= Van Royko =

Van Royko is a Canadian cinematographer and filmmaker from Montreal, Quebec. He is most noted as a two-time Canadian Screen Award nominee, receiving nods for Best Cinematography in a Documentary at the 5th Canadian Screen Awards in 2017 for Koneline: Our Land Beautiful, and Best Photography in a Documentary Program or Factual Series at the 6th Canadian Screen Awards in 2018 for Interrupt This Program.

As a filmmaker he was co-director with Mila Aung-Thwin of the documentary films The Vote and Let There Be Light, and with Marie-Philippe Gilbert of the short documentary film Quiet Time. In 2020 he was one of the creators of Anthologie 2020, a short documentary "chain letter" film about the COVID-19 pandemic in Quebec which was screened at the 2021 Festival du nouveau cinéma. He also directed episodes of Interrupt This Program and Art Is My Country.
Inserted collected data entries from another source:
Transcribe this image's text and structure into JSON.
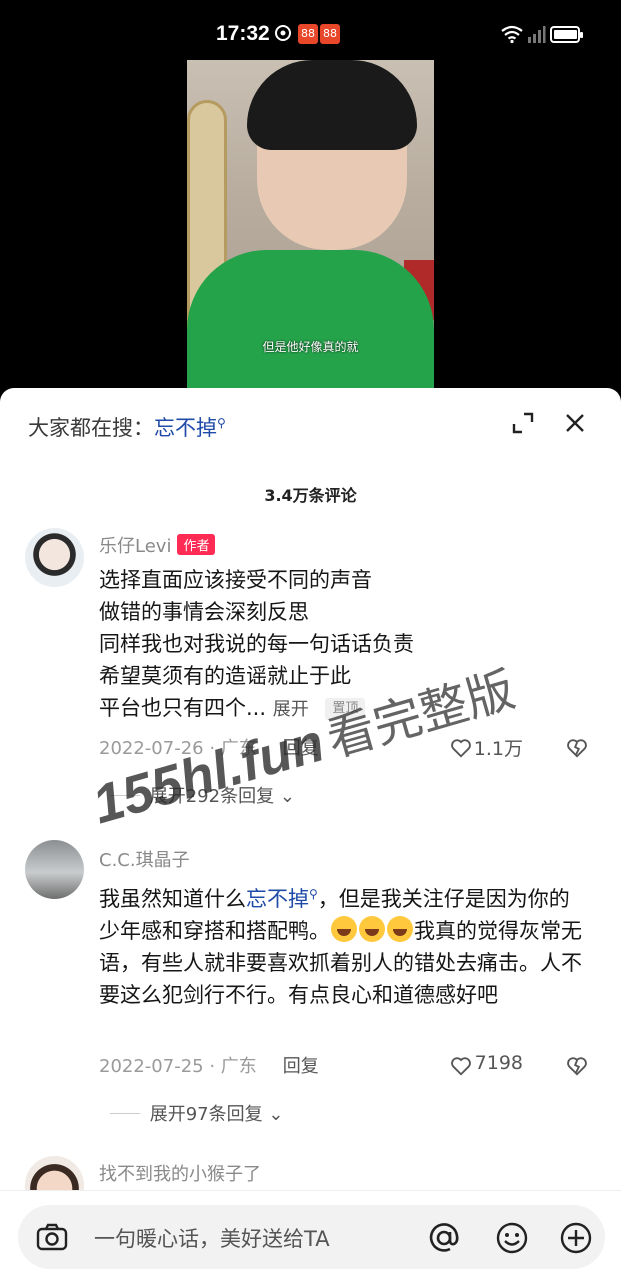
{
  "status_bar": {
    "time": "17:32",
    "badges": [
      "88",
      "88"
    ]
  },
  "video": {
    "subtitle": "但是他好像真的就"
  },
  "comments_panel": {
    "search_prefix": "大家都在搜：",
    "search_term": "忘不掉",
    "comment_count": "3.4万条评论",
    "comments": [
      {
        "username": "乐仔Levi",
        "badge": "作者",
        "lines": [
          "选择直面应该接受不同的声音",
          "做错的事情会深刻反思",
          "同样我也对我说的每一句话话负责",
          "希望莫须有的造谣就止于此",
          "平台也只有四个..."
        ],
        "more_label": "展开",
        "pinned_label": "置顶",
        "date": "2022-07-26",
        "location": "广东",
        "reply_label": "回复",
        "likes": "1.1万",
        "expand_label": "展开292条回复"
      },
      {
        "username": "C.C.琪晶子",
        "text_before": "我虽然知道什么",
        "text_link": "忘不掉",
        "text_after": "，但是我关注仔是因为你的少年感和穿搭和搭配鸭。",
        "text_end": "我真的觉得灰常无语，有些人就非要喜欢抓着别人的错处去痛击。人不要这么犯剑行不行。有点良心和道德感好吧",
        "date": "2022-07-25",
        "location": "广东",
        "reply_label": "回复",
        "likes": "7198",
        "expand_label": "展开97条回复"
      },
      {
        "username": "找不到我的小猴子了"
      }
    ]
  },
  "watermark": {
    "domain": "155hl.fun",
    "text": "看完整版"
  },
  "input_bar": {
    "placeholder": "一句暖心话，美好送给TA"
  },
  "colors": {
    "link": "#1f4aa8",
    "author_badge": "#fe2c55",
    "status_badge": "#e8472a"
  }
}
His other credits as a cinematographer have included the films Monsoon, The Fall of the American Empire (La chute de l'empire américain), The Death Tour, Saigon Story: Two Shootings in the Forest Kingdom, and The Ultra Runner.

Alongside Nicolas Bolduc, Erik Ljung, Tobie Marier Robitaille, Sara Mishara, Alexia Toman and André Turpin, he won a Gémeaux Award for Best Photography in a Documentary or Public Affairs program in 2024 for Lac-Mégantic: This Is Not an Accident (Lac-Mégantic : ceci n’est pas un accident).